Вот и все истории. Это вам не ветеранские воспоминания дедушки моего одноклассника Леши Донича, которые лились ежегодным потоком на 9 мая. У моего дедушки вместо историй — фраза, с детства усвоенная и унаследованная мамой: «А нечего рассказывать». Просто нет глаголов, из которых можно было бы сплести повествование. Есть только безличный перечень существительных, каждое из которых — явленная вещь, воплощение ужаса. Учет, завод, подвозка, стройка, батальоны, бригады, смены, списки, бригадир, десятник, конвойные, плац. Земляные работы, бетонирование фундаментов, мартеновский цех, градирня, коксохимзавод, шлакоблоки, трубопровод, стекловата, цемент, песок, щебень, известковое молоко, свалка строймусора, терриконы, коксовые батареи, выложенные изнутри шамотным кирпичом. Утренний гимн из репродуктора, заводской гудок, дневная норма, трудовая книжка, политучеба, сторожевая вышка, барак, столовка, хлеборезка, раздаточное окно. Ихтиоловая мазь, глицерин, квасцы, банный день, вошебойные процедуры. Дистрофия, цинга, пеллагра, сыпной и брюшной тиф, ишиас, туберкулез, дизентерия, гепатит, энцефалит, обморожение, пятнистая лихорадка, гангрена, братская могила, тайга.

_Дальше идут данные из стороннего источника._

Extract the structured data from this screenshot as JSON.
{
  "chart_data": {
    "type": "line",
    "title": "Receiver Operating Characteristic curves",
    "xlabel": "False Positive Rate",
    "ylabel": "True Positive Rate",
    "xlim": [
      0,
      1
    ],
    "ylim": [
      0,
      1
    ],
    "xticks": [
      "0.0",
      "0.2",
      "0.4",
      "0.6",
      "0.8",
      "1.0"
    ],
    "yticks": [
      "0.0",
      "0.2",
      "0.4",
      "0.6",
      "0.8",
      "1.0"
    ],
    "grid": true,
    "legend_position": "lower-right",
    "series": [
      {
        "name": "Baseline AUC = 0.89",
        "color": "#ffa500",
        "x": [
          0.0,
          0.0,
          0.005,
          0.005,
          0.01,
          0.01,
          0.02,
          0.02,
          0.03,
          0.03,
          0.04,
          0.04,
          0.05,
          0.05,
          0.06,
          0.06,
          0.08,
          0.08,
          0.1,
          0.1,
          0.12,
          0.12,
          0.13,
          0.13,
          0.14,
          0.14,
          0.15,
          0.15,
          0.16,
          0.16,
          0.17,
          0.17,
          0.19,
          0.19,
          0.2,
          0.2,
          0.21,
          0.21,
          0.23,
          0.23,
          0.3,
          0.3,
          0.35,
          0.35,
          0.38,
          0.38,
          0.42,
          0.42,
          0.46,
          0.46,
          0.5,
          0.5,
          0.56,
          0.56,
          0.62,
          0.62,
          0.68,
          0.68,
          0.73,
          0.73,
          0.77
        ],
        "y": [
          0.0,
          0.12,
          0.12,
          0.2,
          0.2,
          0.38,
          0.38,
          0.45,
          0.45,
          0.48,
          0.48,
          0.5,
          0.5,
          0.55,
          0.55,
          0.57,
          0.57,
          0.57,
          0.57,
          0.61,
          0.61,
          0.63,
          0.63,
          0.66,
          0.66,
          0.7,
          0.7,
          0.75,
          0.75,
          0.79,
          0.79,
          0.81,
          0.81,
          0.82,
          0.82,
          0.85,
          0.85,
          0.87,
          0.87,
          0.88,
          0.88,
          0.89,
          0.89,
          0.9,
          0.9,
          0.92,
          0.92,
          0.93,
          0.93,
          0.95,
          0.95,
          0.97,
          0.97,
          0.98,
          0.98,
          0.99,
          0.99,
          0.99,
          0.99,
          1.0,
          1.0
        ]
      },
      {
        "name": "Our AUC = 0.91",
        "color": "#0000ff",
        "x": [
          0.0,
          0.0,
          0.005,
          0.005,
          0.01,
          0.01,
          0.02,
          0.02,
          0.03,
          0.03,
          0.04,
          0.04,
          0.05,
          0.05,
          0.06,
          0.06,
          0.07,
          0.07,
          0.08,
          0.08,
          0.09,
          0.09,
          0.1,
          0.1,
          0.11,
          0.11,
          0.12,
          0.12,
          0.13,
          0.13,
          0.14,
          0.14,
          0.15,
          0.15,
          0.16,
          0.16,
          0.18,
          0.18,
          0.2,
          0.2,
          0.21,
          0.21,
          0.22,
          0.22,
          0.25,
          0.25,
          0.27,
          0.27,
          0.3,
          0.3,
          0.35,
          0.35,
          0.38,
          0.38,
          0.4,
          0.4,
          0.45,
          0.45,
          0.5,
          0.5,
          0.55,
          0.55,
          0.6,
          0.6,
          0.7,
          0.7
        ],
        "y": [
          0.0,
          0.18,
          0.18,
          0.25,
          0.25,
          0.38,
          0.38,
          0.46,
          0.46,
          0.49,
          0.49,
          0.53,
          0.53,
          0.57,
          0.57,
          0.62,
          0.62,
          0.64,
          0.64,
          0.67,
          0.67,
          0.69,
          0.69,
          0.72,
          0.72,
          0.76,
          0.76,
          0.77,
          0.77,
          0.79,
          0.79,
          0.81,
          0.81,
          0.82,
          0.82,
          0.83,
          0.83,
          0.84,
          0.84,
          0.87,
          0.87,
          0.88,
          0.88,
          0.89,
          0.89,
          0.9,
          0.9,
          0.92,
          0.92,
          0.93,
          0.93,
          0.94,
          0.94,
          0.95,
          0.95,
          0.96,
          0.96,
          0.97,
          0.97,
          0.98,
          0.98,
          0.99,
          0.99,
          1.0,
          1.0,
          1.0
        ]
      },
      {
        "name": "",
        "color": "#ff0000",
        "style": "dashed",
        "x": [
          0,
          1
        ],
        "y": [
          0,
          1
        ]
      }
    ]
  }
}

Если б были глаголы, можно было бы попытаться представить здесь дедушку — найти место живому движению в этой тесной матрице пугающих существительных. Но все застыло, обледенело. Даже в другие, лучшие дни его образ двоится, потому что дедушка, которого я хорошо помню, несопоставим с тем, чью жизнь я открываю для себя сейчас, узнавая и домысливая все больше ее подробностей. Широта жизненного диапазона, представленная в биографии, не может вместиться в запечатленный памятью образ, потому что в любой точке своего пути человек сводится к этой точке. И мне трудно представить дедушку молодым, бесшабашным, бунтующим, матерящимся, нервничающим перед экзаменом, вожделеющим, танцующим. Со временем память о человеке все больше превращается в стоп-кадр, и все труднее нажать на мысленную кнопку play, чтобы картинка снова ожила, стала видеорядом. Но здесь, в уральской лагерной глуши, все ровно наоборот: все, что я вижу, и все, о чем читаю в скупых свидетельствах, настолько мертво, что поместить в этот кадр живой образ деда означало бы умертвить память о нем, уподобив ее стальной решетке существительных. Уж чего-чего, а этого я точно не хочу. И потому из всех возможных глаголов, которых здесь нет, я выбираю один, самый очевидный: он выжил. Вот и все, что мне нужно знать.
После окончания войны, когда «трудармия» была расформирована, этническим немцам и другим «представителям титульных наций противника» разрешили вернуться в места выселения, где находились их родственники. Все, кто был выселен в годы войны, приговаривались к бессрочной ссылке. За побег с мест обязательного поселения давали двадцать лет строгого режима. Дедушке повезло: бессарабский еврей, он не принадлежал ни к одной из этнических групп, подвергавшихся выселению. Он был одним из двенадцати, выживших в отряде из пятисот. И его отпустили. Разумеется, в трудовой стаж годы работы в «трудармии» не засчитывались. Никаких орденов и медалей. Ему просто разрешили начать с нуля.